Chapter 8.5, Problem 15AYU

(a)

To determine

The motion of the object, where the displacement $d$ in meters at time $t$ seconds is given by $d(t)=8\cos \left(2\pi t\right)$.

Answer to Problem 15AYU

Solution:

The motion of the object modeled by the displacement function $d(t)=8\cos \left(2\pi t\right)$ is simple harmonic.

Explanation of Solution

Given information:

The displacement $d$ of the object in meters and time $t$ in seconds is given by the function $d(t)=8\cos \left(2\pi t\right)$

Explanation:

In simple harmonic motion, an object that moves on a coordinate axis, so that the displacement $d$ from the rest position at time $t$ is given by either $d(t)=a\cos \left(\omega t\right)$ or $d(t)=a\sin \left(\omega t\right)$, where $a$ and $\omega >0$ are constants, moves with simple harmonic motion has amplitude $\left|a\right|$ and period $T=\frac{2\pi }{\omega }$.

By comparing $d(t)=8\cos \left(2\pi t\right)$ with an equation of the simple harmonic motion, the motion of an object is simple harmonic.

Therefore, motion of the object is simple harmonic.

(b)

To determine

To calculate: The maximum displacement of the object from its rest position, where the displacement $d$ in meters at time $t$ seconds is given by $d(t)=8\cos \left(2\pi t\right)$

Answer to Problem 15AYU

Solution:

The maximum displacement of the object from its rest position is $8$ meters.

Explanation of Solution

Given information:

The displacement $d$ of the object in meters and time $t$ in seconds is given by the function $d(t)=8\cos \left(2\pi t\right)$.

Formula used:

In simple harmonic motion, the displacement $d(t)=a\cos \left(\omega t\right)$ with amplitude $\left|a\right|$ and period $T=\frac{2\pi }{\omega }$

Calculation:

The maximum displacement of the object from its rest position is the amplitude.

Compare $d(t)=8\cos \left(2\pi t\right)$ with $d(t)=a\cos \left(\omega t\right)$ gives $a=8\Rightarrow \left|a\right|=8$

The maximum displacement of the object from its rest position is $8$ meters, since $a$ represents amplitude.
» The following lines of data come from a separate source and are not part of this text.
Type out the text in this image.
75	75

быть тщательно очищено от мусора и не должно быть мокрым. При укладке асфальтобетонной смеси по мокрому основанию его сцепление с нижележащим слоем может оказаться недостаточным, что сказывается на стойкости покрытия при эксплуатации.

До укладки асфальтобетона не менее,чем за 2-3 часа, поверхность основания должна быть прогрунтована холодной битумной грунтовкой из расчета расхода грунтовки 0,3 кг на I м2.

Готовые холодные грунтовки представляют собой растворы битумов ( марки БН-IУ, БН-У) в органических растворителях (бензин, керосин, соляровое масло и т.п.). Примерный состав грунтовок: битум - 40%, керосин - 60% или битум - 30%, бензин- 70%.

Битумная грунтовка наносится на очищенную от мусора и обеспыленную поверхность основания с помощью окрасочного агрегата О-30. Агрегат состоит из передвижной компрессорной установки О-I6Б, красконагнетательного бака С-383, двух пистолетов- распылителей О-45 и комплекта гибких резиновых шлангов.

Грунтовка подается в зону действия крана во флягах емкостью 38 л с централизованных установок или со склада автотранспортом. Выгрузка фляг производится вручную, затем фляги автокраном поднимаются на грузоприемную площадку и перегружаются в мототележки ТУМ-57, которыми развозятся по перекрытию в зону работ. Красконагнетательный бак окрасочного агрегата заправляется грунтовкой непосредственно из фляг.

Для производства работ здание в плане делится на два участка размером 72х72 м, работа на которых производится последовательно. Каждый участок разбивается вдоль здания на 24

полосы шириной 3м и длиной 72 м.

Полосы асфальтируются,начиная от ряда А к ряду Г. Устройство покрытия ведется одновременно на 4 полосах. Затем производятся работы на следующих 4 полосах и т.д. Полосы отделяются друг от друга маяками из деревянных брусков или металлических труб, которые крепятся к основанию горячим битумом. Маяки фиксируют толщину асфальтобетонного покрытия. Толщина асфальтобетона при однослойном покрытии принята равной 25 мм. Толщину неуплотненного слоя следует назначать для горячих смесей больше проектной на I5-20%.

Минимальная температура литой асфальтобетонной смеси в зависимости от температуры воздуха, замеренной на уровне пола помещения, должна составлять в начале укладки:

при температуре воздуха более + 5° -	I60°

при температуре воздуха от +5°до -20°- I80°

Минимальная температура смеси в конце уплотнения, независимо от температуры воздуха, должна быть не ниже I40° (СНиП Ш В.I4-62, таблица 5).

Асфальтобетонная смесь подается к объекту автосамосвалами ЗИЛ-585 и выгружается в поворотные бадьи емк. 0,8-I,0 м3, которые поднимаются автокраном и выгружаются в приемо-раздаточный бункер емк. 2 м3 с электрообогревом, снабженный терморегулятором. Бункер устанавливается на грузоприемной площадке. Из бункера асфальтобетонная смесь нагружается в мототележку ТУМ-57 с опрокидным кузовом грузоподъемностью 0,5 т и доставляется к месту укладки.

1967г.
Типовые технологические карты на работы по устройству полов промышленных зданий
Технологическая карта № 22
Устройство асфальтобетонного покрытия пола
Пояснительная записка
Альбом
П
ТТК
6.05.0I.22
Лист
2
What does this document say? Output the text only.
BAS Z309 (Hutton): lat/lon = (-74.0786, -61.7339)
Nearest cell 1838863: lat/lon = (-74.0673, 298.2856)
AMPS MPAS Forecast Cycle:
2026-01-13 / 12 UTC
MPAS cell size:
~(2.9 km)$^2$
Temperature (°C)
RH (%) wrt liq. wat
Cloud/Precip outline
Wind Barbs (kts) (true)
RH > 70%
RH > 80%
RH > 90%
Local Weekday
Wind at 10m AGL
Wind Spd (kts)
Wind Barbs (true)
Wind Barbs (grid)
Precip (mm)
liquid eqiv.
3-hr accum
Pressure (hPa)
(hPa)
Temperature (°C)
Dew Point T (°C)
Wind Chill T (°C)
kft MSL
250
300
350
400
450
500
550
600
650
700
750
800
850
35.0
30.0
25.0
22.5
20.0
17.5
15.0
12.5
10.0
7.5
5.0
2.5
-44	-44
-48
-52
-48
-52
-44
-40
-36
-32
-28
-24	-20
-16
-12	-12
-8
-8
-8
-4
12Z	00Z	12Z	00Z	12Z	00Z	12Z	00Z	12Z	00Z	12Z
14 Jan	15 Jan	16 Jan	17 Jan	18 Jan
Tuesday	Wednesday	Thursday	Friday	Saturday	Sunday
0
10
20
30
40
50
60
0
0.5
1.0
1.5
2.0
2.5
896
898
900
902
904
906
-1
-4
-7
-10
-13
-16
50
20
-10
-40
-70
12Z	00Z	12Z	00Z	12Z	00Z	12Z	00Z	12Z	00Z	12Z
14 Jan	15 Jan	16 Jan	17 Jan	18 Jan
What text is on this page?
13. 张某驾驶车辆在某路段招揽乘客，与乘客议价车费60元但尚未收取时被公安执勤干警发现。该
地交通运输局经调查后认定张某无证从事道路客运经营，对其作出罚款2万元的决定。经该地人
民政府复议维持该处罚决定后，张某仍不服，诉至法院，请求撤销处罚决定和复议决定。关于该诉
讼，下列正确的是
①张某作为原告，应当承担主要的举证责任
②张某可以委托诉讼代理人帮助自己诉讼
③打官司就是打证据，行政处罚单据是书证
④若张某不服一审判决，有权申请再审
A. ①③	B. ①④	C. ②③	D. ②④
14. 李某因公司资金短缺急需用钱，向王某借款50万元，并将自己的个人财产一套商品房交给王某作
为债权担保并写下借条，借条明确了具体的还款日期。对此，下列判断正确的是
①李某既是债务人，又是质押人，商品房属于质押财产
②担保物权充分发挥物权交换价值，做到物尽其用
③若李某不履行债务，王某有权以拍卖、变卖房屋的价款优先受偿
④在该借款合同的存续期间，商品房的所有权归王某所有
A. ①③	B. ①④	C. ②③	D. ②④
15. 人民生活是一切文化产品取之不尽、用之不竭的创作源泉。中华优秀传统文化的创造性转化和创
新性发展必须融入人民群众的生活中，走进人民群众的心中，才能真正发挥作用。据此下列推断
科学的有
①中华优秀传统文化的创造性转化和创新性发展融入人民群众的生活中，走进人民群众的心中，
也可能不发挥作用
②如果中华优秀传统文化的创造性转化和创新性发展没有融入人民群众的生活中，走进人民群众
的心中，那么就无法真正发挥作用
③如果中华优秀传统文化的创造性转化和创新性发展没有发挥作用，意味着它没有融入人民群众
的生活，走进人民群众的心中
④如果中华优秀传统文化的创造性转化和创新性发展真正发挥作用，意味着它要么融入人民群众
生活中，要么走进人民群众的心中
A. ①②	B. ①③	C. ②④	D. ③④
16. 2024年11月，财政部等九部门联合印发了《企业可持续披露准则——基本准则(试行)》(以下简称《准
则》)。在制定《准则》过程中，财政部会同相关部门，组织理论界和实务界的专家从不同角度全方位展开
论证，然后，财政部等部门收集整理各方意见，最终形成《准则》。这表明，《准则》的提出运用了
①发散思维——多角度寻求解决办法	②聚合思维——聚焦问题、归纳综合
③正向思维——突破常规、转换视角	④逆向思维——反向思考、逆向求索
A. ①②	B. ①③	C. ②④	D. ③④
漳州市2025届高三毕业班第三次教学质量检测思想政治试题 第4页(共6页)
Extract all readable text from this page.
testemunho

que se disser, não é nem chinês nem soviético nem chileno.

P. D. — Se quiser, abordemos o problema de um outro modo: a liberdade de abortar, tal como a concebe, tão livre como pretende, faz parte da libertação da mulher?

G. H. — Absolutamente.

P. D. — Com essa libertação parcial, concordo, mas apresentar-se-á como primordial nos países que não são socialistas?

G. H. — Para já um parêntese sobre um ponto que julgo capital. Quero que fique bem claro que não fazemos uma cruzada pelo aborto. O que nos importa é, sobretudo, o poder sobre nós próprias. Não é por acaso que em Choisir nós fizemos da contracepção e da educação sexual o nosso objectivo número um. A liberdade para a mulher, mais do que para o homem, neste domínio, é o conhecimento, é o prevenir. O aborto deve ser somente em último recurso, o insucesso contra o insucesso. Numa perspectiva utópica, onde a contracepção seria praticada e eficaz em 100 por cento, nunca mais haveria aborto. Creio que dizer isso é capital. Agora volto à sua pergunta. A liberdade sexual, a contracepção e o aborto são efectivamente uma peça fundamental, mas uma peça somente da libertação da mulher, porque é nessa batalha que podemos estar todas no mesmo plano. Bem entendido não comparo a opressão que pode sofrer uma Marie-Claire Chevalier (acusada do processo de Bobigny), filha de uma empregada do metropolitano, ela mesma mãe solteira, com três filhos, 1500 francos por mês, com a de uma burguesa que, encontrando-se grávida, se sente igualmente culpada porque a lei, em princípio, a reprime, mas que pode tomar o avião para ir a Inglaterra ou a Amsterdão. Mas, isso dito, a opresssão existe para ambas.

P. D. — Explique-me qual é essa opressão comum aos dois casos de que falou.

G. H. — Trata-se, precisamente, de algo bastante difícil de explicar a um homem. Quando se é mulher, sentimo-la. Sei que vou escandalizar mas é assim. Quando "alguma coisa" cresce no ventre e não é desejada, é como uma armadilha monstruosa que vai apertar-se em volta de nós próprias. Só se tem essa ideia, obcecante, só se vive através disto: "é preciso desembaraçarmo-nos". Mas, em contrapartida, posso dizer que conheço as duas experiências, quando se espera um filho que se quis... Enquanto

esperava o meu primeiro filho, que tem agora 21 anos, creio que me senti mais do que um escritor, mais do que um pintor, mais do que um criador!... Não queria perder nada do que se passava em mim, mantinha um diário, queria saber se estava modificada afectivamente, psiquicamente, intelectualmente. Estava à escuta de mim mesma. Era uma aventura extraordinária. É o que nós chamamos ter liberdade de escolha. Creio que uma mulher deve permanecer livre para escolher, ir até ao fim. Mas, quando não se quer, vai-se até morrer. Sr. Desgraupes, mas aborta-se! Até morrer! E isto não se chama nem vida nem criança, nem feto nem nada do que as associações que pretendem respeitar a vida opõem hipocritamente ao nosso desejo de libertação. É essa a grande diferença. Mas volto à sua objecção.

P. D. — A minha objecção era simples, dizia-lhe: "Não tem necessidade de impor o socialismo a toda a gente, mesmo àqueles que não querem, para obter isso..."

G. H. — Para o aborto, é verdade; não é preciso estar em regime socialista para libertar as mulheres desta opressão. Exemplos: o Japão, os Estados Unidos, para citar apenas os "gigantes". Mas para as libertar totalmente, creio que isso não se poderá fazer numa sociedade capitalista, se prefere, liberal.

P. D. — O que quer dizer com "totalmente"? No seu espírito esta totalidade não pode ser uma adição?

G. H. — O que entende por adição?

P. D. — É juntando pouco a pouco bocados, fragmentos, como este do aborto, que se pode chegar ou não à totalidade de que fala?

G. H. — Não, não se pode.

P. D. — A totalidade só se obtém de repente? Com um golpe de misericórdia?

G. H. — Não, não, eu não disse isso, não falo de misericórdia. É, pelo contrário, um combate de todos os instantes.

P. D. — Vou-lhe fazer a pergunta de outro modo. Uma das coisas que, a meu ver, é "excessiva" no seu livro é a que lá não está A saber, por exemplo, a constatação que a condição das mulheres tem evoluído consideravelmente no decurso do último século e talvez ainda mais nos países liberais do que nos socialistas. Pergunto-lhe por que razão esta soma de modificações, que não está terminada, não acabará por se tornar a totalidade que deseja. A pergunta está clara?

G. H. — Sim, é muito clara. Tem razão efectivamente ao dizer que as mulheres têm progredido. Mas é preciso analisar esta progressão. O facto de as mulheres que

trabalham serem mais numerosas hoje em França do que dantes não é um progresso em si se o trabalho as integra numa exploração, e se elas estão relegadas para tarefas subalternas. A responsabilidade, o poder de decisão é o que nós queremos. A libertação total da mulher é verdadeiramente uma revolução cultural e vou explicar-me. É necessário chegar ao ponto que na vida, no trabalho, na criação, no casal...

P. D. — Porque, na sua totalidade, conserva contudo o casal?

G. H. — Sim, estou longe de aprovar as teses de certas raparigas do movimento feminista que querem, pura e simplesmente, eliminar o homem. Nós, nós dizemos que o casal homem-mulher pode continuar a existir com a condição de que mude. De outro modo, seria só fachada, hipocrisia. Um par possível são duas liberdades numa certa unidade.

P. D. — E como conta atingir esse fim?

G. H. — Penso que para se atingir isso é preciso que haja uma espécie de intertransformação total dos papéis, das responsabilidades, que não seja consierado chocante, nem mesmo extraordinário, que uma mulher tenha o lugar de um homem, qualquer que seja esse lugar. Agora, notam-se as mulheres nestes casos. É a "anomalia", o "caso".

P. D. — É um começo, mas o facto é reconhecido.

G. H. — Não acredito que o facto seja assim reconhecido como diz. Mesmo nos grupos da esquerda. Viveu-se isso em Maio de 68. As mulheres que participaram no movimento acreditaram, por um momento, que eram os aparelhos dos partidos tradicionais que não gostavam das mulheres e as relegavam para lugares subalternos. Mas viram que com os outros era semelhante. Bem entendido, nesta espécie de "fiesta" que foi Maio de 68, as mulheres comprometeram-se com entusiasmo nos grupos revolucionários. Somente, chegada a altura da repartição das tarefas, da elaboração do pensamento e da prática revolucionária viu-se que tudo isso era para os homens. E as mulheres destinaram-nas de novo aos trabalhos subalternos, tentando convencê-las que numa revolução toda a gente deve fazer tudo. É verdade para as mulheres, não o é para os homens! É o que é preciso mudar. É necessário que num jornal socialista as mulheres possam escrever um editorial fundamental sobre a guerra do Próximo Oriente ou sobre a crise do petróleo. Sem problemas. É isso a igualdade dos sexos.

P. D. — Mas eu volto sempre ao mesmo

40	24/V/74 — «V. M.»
Therefore, the maximum displacement of the object from its rest position is $8$ meters.

(c)

To determine

To calculate: The time required for one oscillation, where the displacement $d$ in meters at time $t$ seconds is given by $d(t)=8\cos \left(2\pi t\right)$

Answer to Problem 15AYU

Solution:

The time required for one oscillation is $1$ second.

Explanation of Solution

Given information:

The displacement $d$ of the object in meters and time $t$ in seconds is given by the function $d(t)=8\cos \left(2\pi t\right)$

Formula used:

In simple harmonic motion, the displacement $d(t)=a\cos \left(\omega t\right)$ with amplitude $\left|a\right|$ and period $T=\frac{2\pi }{\omega }$

Calculation:

The time required for one oscillation is period.

Compare $d(t)=8\cos \left(2\pi t\right)$ with $d(t)=a\cos \left(\omega t\right)$ gives $\omega =2\pi$

Substitute $\omega =2\pi$ in the formula for period $T=\frac{2\pi }{\omega }$

$\Rightarrow T=\frac{2\pi }{2\pi }=1$

Thus, period is $1$.

Therefore, the time required for one oscillation is $1$ second.

(d)

To determine

To calculate: Frequency of an object, where the displacement $d$ in meters at time $t$ seconds is given by $d(t)=8\cos \left(2\pi t\right)$.

Answer to Problem 15AYU

Solution:

The frequency of an object is $1$ oscillation per second.

Explanation of Solution

Given information:

The displacement $d$ of the object in meters and time $t$ in seconds is given by the function $d(t)=8\cos \left(2\pi t\right)$

Formula used:

In simple harmonic motion, the displacement $d(t)=a\cos \left(\omega t\right)$ with amplitude $\left|a\right|$ and period $T=\frac{2\pi }{\omega }$ and the frequency is reciprocal of period that is $f=\frac{1}{T}$

Calculation:

From part (c), $T=1$ second

The frequency is defined as $f=\frac{1}{T}$ so $f=\frac{1}{1}=1$.

Thus, there is one oscillation per second.

Therefore, the frequency of an object is $1$ oscillation per second.